Data: A sample of 36 New Yorkers had the following round trip commute time in minutes:
110, 110, 110, 110, 110, 110,
130, 130, 130, 130,130, 130,
135, 135, 135, 135, 135, 135,
134, 130, 129, 122, 105, 105,
120, 122, 123, 124, 119, 118,
105, 115, 125, 125, 135, 145
Suggestion.
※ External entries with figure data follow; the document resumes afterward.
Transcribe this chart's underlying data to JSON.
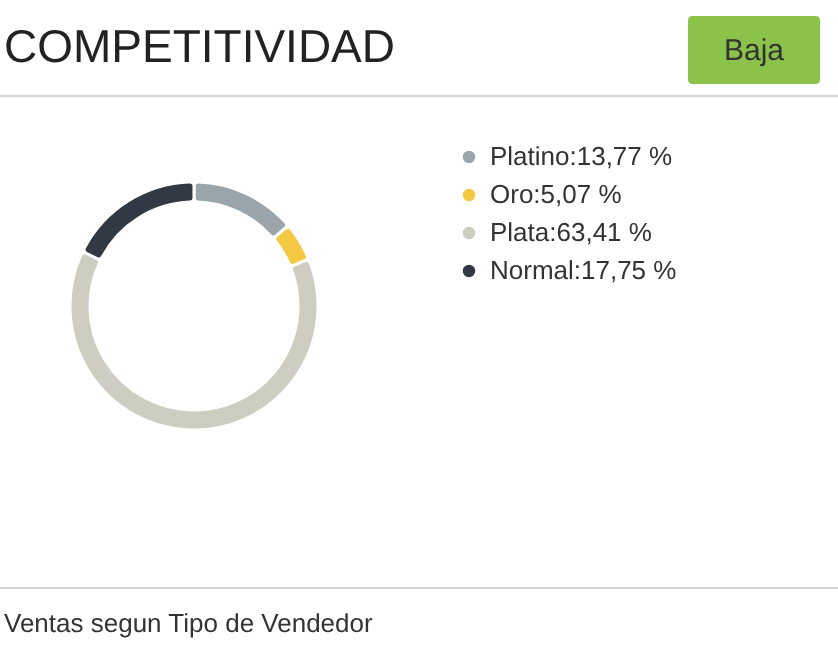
{
  "chart_data": {
    "type": "donut",
    "title": "COMPETITIVIDAD",
    "categories": [
      "Platino",
      "Oro",
      "Plata",
      "Normal"
    ],
    "values": [
      13.77,
      5.07,
      63.41,
      17.75
    ],
    "value_labels": [
      "13,77 %",
      "5,07 %",
      "63,41 %",
      "17,75 %"
    ],
    "colors": [
      "#9aa5ab",
      "#f5c842",
      "#cdcdc1",
      "#323945"
    ],
    "legend": "right",
    "annotations": [
      "Baja",
      "Ventas segun Tipo de Vendedor"
    ]
  }
}
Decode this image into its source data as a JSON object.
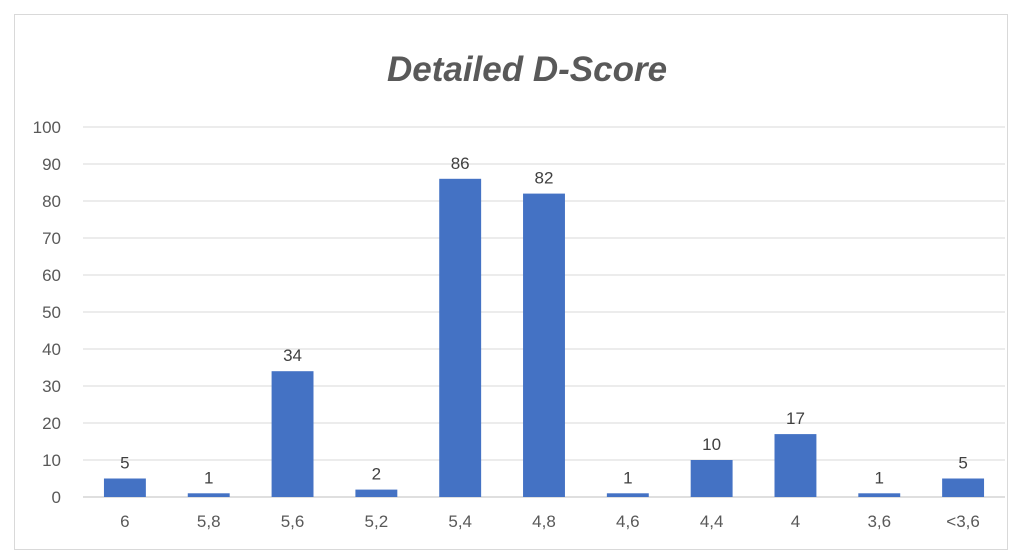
{
  "chart_data": {
    "type": "bar",
    "title": "Detailed D-Score",
    "xlabel": "",
    "ylabel": "",
    "categories": [
      "6",
      "5,8",
      "5,6",
      "5,2",
      "5,4",
      "4,8",
      "4,6",
      "4,4",
      "4",
      "3,6",
      "<3,6"
    ],
    "values": [
      5,
      1,
      34,
      2,
      86,
      82,
      1,
      10,
      17,
      1,
      5
    ],
    "ylim": [
      0,
      100
    ],
    "yticks": [
      0,
      10,
      20,
      30,
      40,
      50,
      60,
      70,
      80,
      90,
      100
    ],
    "grid": true,
    "legend": "none",
    "data_labels": true,
    "bar_color": "#4472c4"
  }
}
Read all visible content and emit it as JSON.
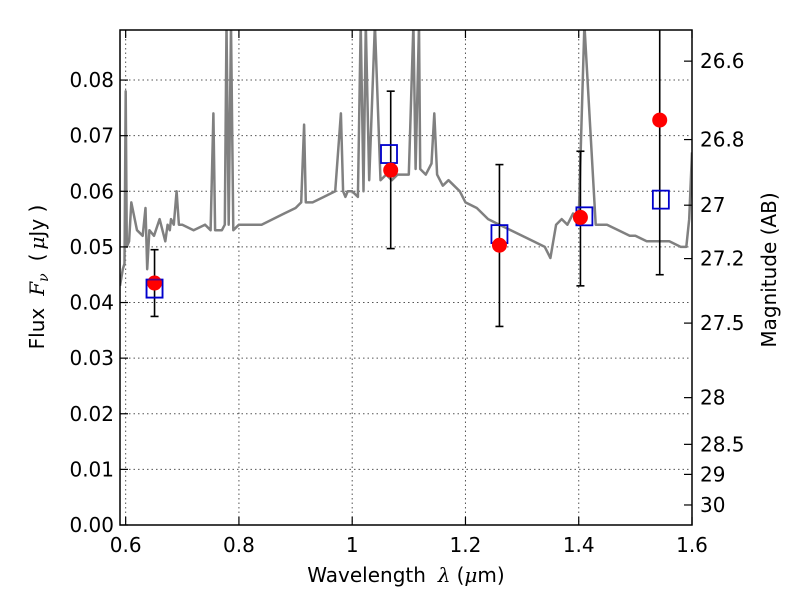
{
  "chart_data": {
    "type": "scatter",
    "xlabel": "Wavelength",
    "xlabel_symbol": "λ",
    "xlabel_unit_open": "(",
    "xlabel_unit_mu": "μ",
    "xlabel_unit_rest": "m)",
    "ylabel": "Flux",
    "ylabel_symbol": "F",
    "ylabel_subscript": "ν",
    "ylabel_unit_open": "(",
    "ylabel_unit_mu": "μ",
    "ylabel_unit_rest": "Jy )",
    "y2label": "Magnitude (AB)",
    "xlim": [
      0.59,
      1.6
    ],
    "ylim": [
      0.0,
      0.089
    ],
    "x_scale": "linear",
    "grid": true,
    "x_ticks": [
      0.6,
      0.8,
      1.0,
      1.2,
      1.4,
      1.6
    ],
    "x_tick_labels": [
      "0.6",
      "0.8",
      "1",
      "1.2",
      "1.4",
      "1.6"
    ],
    "y_ticks": [
      0.0,
      0.01,
      0.02,
      0.03,
      0.04,
      0.05,
      0.06,
      0.07,
      0.08
    ],
    "y_tick_labels": [
      "0.00",
      "0.01",
      "0.02",
      "0.03",
      "0.04",
      "0.05",
      "0.06",
      "0.07",
      "0.08"
    ],
    "y2_ticks": [
      {
        "label": "26.6",
        "flux": 0.0834
      },
      {
        "label": "26.8",
        "flux": 0.0693
      },
      {
        "label": "27",
        "flux": 0.0575
      },
      {
        "label": "27.2",
        "flux": 0.0479
      },
      {
        "label": "27.5",
        "flux": 0.0363
      },
      {
        "label": "28",
        "flux": 0.0229
      },
      {
        "label": "28.5",
        "flux": 0.0145
      },
      {
        "label": "29",
        "flux": 0.0091
      },
      {
        "label": "30",
        "flux": 0.0036
      }
    ],
    "colors": {
      "spectrum": "#808080",
      "observed": "#ff0000",
      "model": "#0000cc",
      "errorbar": "#000000",
      "grid": "#555555"
    },
    "series": [
      {
        "kind": "line",
        "x": [
          0.59,
          0.595,
          0.598,
          0.6,
          0.602,
          0.606,
          0.61,
          0.62,
          0.63,
          0.635,
          0.638,
          0.642,
          0.65,
          0.66,
          0.67,
          0.674,
          0.678,
          0.68,
          0.685,
          0.69,
          0.694,
          0.698,
          0.7,
          0.72,
          0.74,
          0.75,
          0.755,
          0.758,
          0.762,
          0.77,
          0.775,
          0.778,
          0.782,
          0.786,
          0.79,
          0.8,
          0.82,
          0.84,
          0.86,
          0.88,
          0.9,
          0.91,
          0.915,
          0.918,
          0.922,
          0.93,
          0.95,
          0.97,
          0.98,
          0.984,
          0.988,
          0.992,
          1.0,
          1.01,
          1.015,
          1.02,
          1.024,
          1.03,
          1.04,
          1.05,
          1.06,
          1.07,
          1.08,
          1.09,
          1.1,
          1.108,
          1.112,
          1.118,
          1.12,
          1.13,
          1.14,
          1.145,
          1.15,
          1.16,
          1.17,
          1.18,
          1.19,
          1.2,
          1.22,
          1.24,
          1.26,
          1.28,
          1.3,
          1.32,
          1.34,
          1.35,
          1.36,
          1.37,
          1.38,
          1.39,
          1.4,
          1.41,
          1.43,
          1.45,
          1.47,
          1.49,
          1.5,
          1.52,
          1.54,
          1.56,
          1.58,
          1.59,
          1.595,
          1.6
        ],
        "y": [
          0.043,
          0.046,
          0.047,
          0.078,
          0.05,
          0.051,
          0.058,
          0.053,
          0.052,
          0.057,
          0.046,
          0.053,
          0.052,
          0.055,
          0.051,
          0.054,
          0.053,
          0.055,
          0.054,
          0.06,
          0.054,
          0.054,
          0.054,
          0.053,
          0.054,
          0.053,
          0.074,
          0.053,
          0.053,
          0.053,
          0.054,
          0.09,
          0.054,
          0.09,
          0.053,
          0.054,
          0.054,
          0.054,
          0.055,
          0.056,
          0.057,
          0.058,
          0.072,
          0.058,
          0.058,
          0.058,
          0.059,
          0.06,
          0.074,
          0.06,
          0.059,
          0.06,
          0.06,
          0.059,
          0.09,
          0.06,
          0.09,
          0.062,
          0.09,
          0.062,
          0.063,
          0.062,
          0.063,
          0.063,
          0.063,
          0.09,
          0.064,
          0.09,
          0.064,
          0.063,
          0.065,
          0.074,
          0.063,
          0.061,
          0.062,
          0.061,
          0.06,
          0.058,
          0.057,
          0.055,
          0.054,
          0.053,
          0.052,
          0.051,
          0.05,
          0.048,
          0.054,
          0.055,
          0.054,
          0.056,
          0.055,
          0.09,
          0.054,
          0.054,
          0.053,
          0.052,
          0.052,
          0.051,
          0.051,
          0.051,
          0.05,
          0.05,
          0.055,
          0.067
        ]
      },
      {
        "kind": "observed",
        "x": [
          0.651,
          1.068,
          1.26,
          1.403,
          1.543
        ],
        "y": [
          0.0435,
          0.0638,
          0.0503,
          0.0553,
          0.0728
        ],
        "err_low": [
          0.0375,
          0.0497,
          0.0357,
          0.043,
          0.045
        ],
        "err_high": [
          0.0495,
          0.078,
          0.0648,
          0.0672,
          0.09
        ]
      },
      {
        "kind": "model",
        "x": [
          0.651,
          1.065,
          1.26,
          1.41,
          1.545
        ],
        "y": [
          0.0425,
          0.0667,
          0.0523,
          0.0555,
          0.0585
        ]
      }
    ]
  }
}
You can copy and paste the above data into R.
Answer to Question 5.
$H_A: \mu_x < 125$ minutes
$H_0: \mu_x = 125$ minutes
Since $n = 36 \geq 30$, the CLT tells us that $\bar{x}$ will be (approximately) normal, and so we can use the t-test.
We use R to calculate the mean, standard deviation, the t-statistic, and the p-value.
x = c(110, 110, 110, 110, 110, 110, 130, 130, 130, 130,130, 130, 135, 135, 135, 135, 135, 135, 134, 130, 129, 122, 105, 105, 120, 122, 123, 124, 119, 118, 105, 115, 125, 125, 135, 145); mux = 125; #---- No user input needed below this line ---- xbar = mean(x); xbar; Sx = sd(x); Sx; n = length(x); n; t_statistic = (xbar - mux)/(Sx/sqrt(n)); t_statistic; "p-value for claim of type mu less than"; pt(t_statistic, n - 1); # End of R Script
R outputs:
Here are the details of the calculations done by the above R script to solve Question 5.
The above R script outputs:
$\bar{x} = 123.6389$
$S_x = 10.80781$
Then:
$\text{t-statistic} $
$= t(\bar{x}) = \dfrac{\bar{x} – \mu_x}{S_x/\sqrt{n}}$
$t(123.6389) = \dfrac{123.6389 – 125}{10.80781/\sqrt{36}} = -0.7556265 $
Finally:
$\text{p-value} = P(\bar{x} \leq 123.6389 \mid \mu_x = 125 \ \text{minutes}) $
$= P\left(t(\bar{x}) \leq t(123.6389)\right)$
$= P\left(t \leq t(123.6389)\right)$
$= P\left(t \leq -0.7556265\right)$
$=\text{pt}( -0.7556265, 35)$ (because df = n – 1 = 36 – 1 = 35)
$= 0.2274644$
Since the p-value = .2274644 is greater than $\alpha = .05$ the sample does not provide statistically significant evidence the claim is true.